A tech from the oil company is on his way, but in the mean time I can barely focus I am so cold. I'm sure there is simply a reset button on the furnace or something, and I am too dense to know where to find it.
Despite that my fingers are icy, I will try to write anyway. I should be getting on the bike, but I fear stripping to my shorts and top when it is so frigid in this house, and also I fear appearing half naked at the door and dripping with sweat when the tech person shows up. I have never come in contact with a female heating technician. Why is that?
In real time:
He arrived. The furnace has not been cleaned since 2007 and the boiler is all "clogged up". Oops.

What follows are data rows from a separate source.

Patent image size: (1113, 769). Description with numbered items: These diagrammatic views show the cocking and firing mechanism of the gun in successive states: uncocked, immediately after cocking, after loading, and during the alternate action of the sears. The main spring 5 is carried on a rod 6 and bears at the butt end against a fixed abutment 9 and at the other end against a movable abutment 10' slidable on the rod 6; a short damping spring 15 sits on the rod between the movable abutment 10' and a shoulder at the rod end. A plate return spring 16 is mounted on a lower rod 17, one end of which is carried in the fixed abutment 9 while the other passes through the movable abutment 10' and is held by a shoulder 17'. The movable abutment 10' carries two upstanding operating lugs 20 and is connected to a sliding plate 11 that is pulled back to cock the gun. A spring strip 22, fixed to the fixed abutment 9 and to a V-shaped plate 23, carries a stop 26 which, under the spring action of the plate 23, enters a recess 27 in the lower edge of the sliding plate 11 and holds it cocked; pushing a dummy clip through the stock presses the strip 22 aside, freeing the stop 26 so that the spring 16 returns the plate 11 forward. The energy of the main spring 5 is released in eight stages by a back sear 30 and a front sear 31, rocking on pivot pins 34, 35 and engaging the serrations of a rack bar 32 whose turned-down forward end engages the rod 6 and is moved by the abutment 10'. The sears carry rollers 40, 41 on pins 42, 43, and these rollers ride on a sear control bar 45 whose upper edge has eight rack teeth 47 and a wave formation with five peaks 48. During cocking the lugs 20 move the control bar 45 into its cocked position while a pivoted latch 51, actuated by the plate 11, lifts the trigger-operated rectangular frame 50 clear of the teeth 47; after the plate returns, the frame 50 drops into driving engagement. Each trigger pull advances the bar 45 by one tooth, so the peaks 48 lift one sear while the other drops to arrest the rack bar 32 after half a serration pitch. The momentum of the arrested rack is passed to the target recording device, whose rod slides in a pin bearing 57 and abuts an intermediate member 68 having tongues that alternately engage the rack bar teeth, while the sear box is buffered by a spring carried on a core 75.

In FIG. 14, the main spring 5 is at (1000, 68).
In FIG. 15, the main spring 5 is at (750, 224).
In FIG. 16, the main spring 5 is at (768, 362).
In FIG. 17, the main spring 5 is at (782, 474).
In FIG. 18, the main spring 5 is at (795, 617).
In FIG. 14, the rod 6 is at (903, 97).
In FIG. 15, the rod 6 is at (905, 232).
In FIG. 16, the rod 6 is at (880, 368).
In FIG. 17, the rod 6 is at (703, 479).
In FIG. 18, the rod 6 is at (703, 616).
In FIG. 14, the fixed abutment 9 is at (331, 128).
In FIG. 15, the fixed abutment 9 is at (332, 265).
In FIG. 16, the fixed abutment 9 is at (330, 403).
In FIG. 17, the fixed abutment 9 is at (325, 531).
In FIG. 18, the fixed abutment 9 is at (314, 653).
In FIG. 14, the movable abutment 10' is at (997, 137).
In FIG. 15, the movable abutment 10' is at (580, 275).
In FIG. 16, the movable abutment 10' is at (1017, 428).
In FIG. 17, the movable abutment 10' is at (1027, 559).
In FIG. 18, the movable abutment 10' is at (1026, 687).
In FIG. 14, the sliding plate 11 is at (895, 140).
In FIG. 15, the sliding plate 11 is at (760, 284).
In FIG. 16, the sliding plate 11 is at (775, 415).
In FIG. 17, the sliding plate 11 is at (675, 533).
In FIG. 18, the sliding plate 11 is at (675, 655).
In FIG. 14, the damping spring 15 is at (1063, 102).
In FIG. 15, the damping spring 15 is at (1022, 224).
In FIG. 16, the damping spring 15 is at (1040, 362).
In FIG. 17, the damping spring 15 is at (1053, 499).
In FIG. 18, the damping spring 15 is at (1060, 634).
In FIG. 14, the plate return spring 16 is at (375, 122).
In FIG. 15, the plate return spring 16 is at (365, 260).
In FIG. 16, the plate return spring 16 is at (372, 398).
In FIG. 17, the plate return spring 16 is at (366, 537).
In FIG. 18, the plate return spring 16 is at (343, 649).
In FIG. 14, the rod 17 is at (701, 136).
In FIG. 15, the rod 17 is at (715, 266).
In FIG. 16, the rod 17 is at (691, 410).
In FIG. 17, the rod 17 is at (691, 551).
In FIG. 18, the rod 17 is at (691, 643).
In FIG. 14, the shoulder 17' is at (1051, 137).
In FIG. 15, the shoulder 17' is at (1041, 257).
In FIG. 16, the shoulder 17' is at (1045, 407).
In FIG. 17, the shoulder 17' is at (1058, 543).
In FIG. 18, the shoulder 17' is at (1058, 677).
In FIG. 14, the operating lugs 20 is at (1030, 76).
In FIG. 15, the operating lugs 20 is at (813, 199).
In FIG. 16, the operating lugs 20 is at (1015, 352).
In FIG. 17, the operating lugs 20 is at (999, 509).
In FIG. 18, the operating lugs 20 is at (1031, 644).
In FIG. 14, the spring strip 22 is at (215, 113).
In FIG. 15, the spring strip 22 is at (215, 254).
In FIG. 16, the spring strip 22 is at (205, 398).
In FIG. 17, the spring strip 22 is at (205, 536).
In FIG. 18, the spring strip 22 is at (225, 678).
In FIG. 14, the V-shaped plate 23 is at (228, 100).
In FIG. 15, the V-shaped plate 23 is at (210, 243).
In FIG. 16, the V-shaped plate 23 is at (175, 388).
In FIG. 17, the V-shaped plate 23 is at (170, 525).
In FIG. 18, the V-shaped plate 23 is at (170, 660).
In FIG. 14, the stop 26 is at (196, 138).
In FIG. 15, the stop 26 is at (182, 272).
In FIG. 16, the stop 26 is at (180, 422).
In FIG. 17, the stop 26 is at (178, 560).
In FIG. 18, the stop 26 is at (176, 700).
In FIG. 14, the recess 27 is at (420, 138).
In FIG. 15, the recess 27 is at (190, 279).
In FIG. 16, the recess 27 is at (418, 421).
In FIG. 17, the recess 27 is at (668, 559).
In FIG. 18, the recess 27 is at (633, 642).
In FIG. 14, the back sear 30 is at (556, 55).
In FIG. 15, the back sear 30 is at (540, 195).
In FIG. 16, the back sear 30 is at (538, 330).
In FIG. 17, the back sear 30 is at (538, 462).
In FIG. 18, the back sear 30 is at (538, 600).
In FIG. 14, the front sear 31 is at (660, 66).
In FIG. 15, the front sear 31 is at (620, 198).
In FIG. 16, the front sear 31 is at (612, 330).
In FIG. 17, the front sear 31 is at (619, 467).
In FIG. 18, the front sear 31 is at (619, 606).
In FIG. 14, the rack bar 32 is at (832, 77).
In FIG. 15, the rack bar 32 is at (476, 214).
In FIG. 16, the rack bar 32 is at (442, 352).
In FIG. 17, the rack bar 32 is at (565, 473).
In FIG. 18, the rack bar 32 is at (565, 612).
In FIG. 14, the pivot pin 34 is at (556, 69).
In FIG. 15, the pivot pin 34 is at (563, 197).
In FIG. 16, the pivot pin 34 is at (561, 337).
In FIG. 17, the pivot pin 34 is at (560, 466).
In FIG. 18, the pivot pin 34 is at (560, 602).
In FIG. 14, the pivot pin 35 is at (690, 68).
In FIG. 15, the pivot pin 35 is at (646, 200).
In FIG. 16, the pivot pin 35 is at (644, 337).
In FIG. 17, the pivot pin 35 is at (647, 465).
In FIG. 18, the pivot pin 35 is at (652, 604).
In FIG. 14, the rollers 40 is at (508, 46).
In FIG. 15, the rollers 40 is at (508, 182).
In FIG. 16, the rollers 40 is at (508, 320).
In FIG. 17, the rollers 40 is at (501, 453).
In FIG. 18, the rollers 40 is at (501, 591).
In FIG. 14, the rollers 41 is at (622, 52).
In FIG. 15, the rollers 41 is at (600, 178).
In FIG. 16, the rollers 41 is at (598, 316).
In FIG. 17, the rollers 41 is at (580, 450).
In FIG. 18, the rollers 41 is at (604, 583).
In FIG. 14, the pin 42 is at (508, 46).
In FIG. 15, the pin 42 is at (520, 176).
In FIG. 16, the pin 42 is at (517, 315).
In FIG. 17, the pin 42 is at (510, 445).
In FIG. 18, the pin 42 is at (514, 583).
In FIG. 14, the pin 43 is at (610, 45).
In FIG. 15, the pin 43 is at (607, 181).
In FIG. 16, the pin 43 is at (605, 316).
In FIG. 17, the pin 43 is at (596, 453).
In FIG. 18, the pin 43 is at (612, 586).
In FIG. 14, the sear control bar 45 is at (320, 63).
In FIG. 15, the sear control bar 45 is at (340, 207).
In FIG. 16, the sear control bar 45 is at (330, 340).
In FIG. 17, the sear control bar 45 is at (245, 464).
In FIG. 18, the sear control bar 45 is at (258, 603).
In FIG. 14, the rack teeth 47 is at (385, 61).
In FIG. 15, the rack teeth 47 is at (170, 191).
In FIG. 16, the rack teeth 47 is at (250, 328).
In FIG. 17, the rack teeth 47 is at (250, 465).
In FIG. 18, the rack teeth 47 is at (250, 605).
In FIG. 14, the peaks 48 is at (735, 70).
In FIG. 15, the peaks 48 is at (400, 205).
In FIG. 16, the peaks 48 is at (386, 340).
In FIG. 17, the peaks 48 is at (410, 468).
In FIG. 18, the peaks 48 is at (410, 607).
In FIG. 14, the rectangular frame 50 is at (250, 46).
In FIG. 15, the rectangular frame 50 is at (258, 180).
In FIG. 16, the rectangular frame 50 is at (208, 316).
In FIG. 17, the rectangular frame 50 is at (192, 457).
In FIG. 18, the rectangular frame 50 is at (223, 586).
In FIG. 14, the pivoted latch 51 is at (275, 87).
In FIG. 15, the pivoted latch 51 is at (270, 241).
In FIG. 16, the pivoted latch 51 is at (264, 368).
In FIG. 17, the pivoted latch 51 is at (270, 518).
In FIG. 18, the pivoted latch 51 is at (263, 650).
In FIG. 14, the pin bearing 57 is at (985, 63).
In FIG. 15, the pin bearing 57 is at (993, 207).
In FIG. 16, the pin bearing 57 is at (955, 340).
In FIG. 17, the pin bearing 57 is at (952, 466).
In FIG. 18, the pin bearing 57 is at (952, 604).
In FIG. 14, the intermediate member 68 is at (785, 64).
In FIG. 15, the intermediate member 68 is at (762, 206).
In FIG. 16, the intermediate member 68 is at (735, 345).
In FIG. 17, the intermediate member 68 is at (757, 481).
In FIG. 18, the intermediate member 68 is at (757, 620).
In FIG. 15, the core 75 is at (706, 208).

I think it is in my wifely duties to schedule those cleanings? Oh dear...
Onward. I have been mired in "think" land for the last few weeks. I lack a sense of humor and I am generally a drudge to be around when I get especially thinky. I am repeatedly told by those close to me that I over-think anyway.
Recently even I see it. Sigh.
Here is what I have bee thinking about:
- Evolution and whether free will is a myth
- How our childhoods shape us in so many ways--expected and unexpected. I believe this, and yet I am also so taken with the idea that we are genetically predisposed to behave in certain ways (see bullet one)--that our being shaped is also a myth and we are simply a product of our genes.
- How I take intellectual short-cuts--always. How I can't help but take short-cuts, and I wonder if this is an attentional problem? For example, I rarely finish non-fiction texts. I begin something, became enamored by it, I gather the central premise of the book, and then I tire of it. I do not force myself to read and understand beyond the big picture, and so I never really understand things in depth. This makes me an excellent generalist, but not much of an expert on anything.
- How my running has been getting better, and why is that? What am I doing differently now? There are two things, I think: I am running more frequently (although my runs are usually not longer than 45 minutes) and also I have been adding bursts to every run. The bursts are only about 20 seconds each, and only a few in each run. Could they really be making such a difference? Is this purely a muscle memory thing? By running more frequently and by adding frequent bursts of speed my body rarely forgets what it is to run quickly ? Why does that translate into faster speed overall, though? Or is it simply that I have shed a couple pounds? (honestly, not more than 2.)
- I have an FTP test scheduled for Wednesday, and I am uneasy about it. I have been hitting the required watts for the intervals I have been assigned. They are not easy, but not so hard. I can manage. But I fear the 20 minute all out test. What if I can't muster the umph to push as hard as I can? What if I don't push as hard as last time and my watts are lower and it appears I am going backward?
We've never taken the family to Disney. I am excited.
If you have been with children between the ages of 5 and 9, and you have advice for me, I'm game.
I am quite sure I will snap out of think-ville and become vivacious and full of vim and humor soon. At least I hope so. Of course, to my credit, it is hard to be full of vim and humor when it is 52 degrees in your house and dropping.